Van de 873 duizend zelfstandigen zonder personeel (zzp’ers) met een hoofdinkomen uit ondernemerschap betaalde in 2015 bijna 20 procent premie voor een arbeidsongeschiktheidsverzekering (aov) en ruim 10 procent premie voor een lijfrente. Dit is weliswaar lager dan in 2014, maar de afname van beide inkomensverzekeringen is kleiner dan in eerdere jaren. Dit meldt het CBS op basis van nieuwe cijfers.
Ook bij zelfstandigen met personeel (zmp’ers) daalde het aandeel met een private inkomensverzekering tijdens de crisisjaren. Het aandeel zmp’ers met een arbeidsongeschiktheidsverzekering stabiliseerde in 2015 en bij de private pensioenverzekering is net als bij zzp’ers de daling afgevlakt. Anders dan werknemers zijn zelfstandigen niet verplicht inkomensverzekeringen af te sluiten. Zij zijn zelf verantwoordelijk voor hun pensioenopbouw en verzekering tegen arbeidsongeschiktheid.
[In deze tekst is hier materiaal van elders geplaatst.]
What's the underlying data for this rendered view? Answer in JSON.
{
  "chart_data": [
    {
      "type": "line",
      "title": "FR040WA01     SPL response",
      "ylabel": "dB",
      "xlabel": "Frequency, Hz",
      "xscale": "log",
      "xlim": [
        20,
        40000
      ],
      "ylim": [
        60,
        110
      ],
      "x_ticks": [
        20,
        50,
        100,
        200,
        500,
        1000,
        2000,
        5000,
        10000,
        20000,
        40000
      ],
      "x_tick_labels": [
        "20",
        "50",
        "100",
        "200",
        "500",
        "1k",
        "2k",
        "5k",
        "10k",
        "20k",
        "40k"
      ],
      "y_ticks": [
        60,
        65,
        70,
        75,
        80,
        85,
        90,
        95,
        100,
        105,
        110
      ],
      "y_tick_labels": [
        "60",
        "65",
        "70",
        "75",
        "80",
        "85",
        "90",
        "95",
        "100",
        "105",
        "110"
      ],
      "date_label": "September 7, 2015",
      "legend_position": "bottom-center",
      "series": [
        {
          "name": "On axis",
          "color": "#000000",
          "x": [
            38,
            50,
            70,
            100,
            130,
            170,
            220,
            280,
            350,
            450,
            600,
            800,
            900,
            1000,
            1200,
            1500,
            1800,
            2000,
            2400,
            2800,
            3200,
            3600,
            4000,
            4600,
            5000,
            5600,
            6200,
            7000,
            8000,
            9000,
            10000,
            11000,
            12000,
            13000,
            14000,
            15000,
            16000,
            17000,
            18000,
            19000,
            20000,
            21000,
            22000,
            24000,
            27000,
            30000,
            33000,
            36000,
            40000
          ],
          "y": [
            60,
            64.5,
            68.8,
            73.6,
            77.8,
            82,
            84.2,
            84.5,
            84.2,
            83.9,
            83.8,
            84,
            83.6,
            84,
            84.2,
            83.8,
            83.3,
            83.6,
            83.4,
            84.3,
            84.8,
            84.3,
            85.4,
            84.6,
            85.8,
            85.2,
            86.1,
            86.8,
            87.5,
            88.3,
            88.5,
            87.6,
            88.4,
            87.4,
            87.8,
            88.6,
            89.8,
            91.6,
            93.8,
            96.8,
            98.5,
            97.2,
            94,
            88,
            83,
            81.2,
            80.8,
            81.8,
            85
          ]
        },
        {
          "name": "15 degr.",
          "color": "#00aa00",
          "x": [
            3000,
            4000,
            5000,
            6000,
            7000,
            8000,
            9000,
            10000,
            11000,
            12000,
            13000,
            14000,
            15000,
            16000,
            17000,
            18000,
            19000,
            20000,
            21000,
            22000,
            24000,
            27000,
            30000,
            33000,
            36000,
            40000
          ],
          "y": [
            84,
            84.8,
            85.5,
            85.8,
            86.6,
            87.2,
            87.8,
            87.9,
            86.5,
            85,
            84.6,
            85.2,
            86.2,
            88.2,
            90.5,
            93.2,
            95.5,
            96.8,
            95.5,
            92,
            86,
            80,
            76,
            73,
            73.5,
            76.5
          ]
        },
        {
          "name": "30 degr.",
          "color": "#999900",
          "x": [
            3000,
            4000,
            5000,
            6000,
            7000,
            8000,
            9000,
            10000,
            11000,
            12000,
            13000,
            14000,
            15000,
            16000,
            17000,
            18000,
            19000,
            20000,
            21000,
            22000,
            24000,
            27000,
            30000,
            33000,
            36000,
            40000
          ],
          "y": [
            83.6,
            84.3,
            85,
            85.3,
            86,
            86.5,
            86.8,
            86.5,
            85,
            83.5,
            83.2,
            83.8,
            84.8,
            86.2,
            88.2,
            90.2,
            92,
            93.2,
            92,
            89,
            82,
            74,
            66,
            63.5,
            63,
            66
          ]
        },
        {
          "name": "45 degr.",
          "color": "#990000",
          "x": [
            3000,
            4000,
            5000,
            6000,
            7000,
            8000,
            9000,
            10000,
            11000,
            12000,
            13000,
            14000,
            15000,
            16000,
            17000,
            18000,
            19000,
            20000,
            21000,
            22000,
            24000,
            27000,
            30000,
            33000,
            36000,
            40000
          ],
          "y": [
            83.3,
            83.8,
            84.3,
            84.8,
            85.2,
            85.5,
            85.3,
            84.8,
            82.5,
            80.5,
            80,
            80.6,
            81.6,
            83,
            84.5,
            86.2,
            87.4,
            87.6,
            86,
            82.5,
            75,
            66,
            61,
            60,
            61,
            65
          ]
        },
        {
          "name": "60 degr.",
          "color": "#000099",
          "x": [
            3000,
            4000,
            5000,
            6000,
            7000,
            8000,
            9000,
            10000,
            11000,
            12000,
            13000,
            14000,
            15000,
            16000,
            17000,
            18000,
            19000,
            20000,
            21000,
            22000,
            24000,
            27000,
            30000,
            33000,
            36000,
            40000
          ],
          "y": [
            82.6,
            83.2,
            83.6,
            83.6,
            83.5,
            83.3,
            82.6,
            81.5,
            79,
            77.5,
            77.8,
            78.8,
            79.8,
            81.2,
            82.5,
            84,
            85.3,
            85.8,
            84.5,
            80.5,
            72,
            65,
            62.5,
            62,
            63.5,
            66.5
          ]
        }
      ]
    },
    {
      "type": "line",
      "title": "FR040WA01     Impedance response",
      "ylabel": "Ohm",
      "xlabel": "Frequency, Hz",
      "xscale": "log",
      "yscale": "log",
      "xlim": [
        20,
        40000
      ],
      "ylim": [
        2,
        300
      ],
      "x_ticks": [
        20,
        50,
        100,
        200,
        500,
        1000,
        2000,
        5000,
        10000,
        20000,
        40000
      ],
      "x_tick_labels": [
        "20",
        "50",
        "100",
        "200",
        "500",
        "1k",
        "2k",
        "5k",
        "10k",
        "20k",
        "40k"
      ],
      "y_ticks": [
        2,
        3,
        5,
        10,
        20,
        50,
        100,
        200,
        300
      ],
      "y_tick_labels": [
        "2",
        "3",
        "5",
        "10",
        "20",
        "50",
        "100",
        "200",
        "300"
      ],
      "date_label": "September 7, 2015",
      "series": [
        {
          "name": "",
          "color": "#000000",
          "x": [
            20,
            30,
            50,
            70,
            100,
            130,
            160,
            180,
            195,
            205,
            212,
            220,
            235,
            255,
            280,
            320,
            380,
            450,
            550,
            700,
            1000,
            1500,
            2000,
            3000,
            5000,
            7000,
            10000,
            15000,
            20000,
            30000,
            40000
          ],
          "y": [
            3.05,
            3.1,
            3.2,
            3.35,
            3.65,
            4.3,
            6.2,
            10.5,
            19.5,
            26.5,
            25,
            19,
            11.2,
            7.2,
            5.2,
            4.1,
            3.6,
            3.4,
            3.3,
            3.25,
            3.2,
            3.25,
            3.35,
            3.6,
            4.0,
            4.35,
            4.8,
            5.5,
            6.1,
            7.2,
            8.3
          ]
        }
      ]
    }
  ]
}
Zelfstandigen met personeel vaker verzekerd dan zzp’ers
Zelfstandigen met personeel verzekeren zich vaker tegen arbeidsongeschiktheid dan zzp’ers (33,5 tegen 19,7 procent). Ook hebben meer zmp’ers een private pensioenverzekering of lijfrente dan zzp’ers (17,2 procent tegen 10,4 procent).Verzekerde zzp’ers droegen in doorsnee 7,0 procent van hun bruto-ondernemersinkomen af aan aov-premie en zmp’ers 7,3 procent. Bij de premies lijfrente gaat het om respectievelijk 4,1 en 3,6 procent. Het doorsnee-inkomen van zmp’ers is met 42,8 duizend euro bijna twee keer zo groot als dat van zzp’ers (23,1 duizend euro).
Jongere en oudere zzp’ers minst vaak verzekerd
Jongere en oudere zzp’ers zijn het minst vaak verzekerd tegen arbeidsongeschiktheid. Wel gaat het om kleine groepen: in 2015 was 3 procent van de zzp’ers jonger dan 25 jaar en 4 procent 65 jaar of ouder. Ruim de helft van de zzp’ers was 45 tot 65 jaar (52 procent) en 41 procent was tussen de 25 en 45 jaar. Van deze leeftijdsgroepen had iets meer dan een vijfde een arbeidsongeschiktheidsverzekering.